On ne sait pas de quel art il s'agirait ! Voilà une prétendue vedette internationale qui a pour métier de courir derrière un morceau de cuir et qui, à chaque fois qu'il cogne dessus, il donne un coup de pied à plusieurs fois le SMIG d'un modeste salarié. Dans une arène fermée, porter pendant deux petites heures des chaussures sur lesquelles sont griffonnés un ou deux tatouages d'une firme prétendue mondiale lui rapporterait l'équivalent du budget du Niger ou de la Somalie. Le drame dans cette gloire déraisonnée est que nous en sommes nous-mêmes les architectes farfelus. Dans notre passion d'une débilité sans qualificatif justifié pour le sport, nous nourrissons dans une folle liesse les ingrédients de notre propre suicide.

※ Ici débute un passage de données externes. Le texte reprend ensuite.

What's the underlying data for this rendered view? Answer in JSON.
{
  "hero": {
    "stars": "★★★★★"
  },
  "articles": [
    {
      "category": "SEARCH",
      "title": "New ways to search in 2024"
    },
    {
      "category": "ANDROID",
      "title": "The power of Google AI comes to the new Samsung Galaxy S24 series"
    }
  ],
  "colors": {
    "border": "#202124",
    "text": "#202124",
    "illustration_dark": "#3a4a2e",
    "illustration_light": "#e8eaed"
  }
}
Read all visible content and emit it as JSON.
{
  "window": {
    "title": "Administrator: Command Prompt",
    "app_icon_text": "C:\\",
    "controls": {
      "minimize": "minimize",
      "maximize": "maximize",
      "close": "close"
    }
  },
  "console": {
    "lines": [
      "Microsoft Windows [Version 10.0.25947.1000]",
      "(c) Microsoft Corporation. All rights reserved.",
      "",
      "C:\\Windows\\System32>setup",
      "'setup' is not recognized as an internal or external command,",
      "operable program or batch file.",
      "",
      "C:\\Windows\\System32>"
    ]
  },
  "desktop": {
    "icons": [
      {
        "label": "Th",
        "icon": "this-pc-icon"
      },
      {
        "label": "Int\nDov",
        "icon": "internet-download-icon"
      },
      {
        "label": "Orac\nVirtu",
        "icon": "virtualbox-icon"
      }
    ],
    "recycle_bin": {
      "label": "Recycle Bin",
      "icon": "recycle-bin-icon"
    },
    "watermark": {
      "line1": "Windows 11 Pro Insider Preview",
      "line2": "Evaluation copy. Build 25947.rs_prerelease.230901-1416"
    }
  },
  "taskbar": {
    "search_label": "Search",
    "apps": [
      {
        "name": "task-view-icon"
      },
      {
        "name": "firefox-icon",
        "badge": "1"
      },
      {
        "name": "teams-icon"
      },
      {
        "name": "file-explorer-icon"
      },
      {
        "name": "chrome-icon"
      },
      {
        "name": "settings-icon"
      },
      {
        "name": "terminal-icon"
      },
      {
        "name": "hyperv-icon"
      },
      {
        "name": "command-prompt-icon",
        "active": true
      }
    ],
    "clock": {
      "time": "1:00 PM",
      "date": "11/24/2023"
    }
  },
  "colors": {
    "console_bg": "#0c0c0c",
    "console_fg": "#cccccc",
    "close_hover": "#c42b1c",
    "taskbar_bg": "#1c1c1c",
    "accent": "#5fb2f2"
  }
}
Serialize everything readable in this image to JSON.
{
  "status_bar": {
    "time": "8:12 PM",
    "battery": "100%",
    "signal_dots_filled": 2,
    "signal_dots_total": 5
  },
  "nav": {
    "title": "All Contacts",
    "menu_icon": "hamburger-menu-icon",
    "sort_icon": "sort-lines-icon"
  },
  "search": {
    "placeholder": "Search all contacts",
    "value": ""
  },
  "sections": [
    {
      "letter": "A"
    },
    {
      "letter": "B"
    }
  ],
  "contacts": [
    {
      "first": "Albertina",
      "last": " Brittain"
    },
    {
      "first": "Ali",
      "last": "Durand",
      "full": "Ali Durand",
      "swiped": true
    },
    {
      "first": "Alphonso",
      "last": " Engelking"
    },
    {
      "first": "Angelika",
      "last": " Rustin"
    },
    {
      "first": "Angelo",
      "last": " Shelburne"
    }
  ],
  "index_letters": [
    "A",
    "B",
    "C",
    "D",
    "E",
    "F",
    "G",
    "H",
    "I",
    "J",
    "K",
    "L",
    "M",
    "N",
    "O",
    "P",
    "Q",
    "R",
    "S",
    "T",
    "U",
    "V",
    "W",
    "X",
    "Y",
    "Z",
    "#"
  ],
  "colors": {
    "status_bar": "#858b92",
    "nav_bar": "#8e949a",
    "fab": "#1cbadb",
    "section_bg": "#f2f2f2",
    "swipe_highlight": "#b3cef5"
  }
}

Nous avons l'impudence et l'impudeur de nous demander pourquoi le monde ne tourne pas rond. Et en même temps nous avons du plaisir, comme les Romains hier, à voir jeter dans la fosse nos semblables humains, dévorés par nos élans primitifs et nous ne nous rendons pas compte que ce sont nos propres tombes que nous sommes en train de creuser. Nous feignons d'ignorer que les stades et les champs de guerre obéissent souvent à la même approximation de l'esprit primaire et que les gladiateurs des temps modernes sont les pires saltimbanques de la diversion politique.

Quel serait donc ce raisonnement qui nous entraîne à supporter corps et âmes un petit jongleur sportif au point de lui vouer parfois la raison de notre existence quand des millions d'enfants à nos portes meurent de faim ? L'homme ne serait-il donc qu'un pitre pantin pitoyable si fragile et si vulnérable qui ne serait capable de ne se conformer qu'aux bassesses les plus animales quand un salaire mensuel est évalué en milliards d'euros alors que des millions d'humains se nourrissent de racines à défaut de pain rassis ?

Et l'on s'étonne, effarouchés, de voir les bras grands ouverts des mers et des deltas pour offrir des transhumances dramatiques à des populations entières à la recherche d'une hypothétique survie.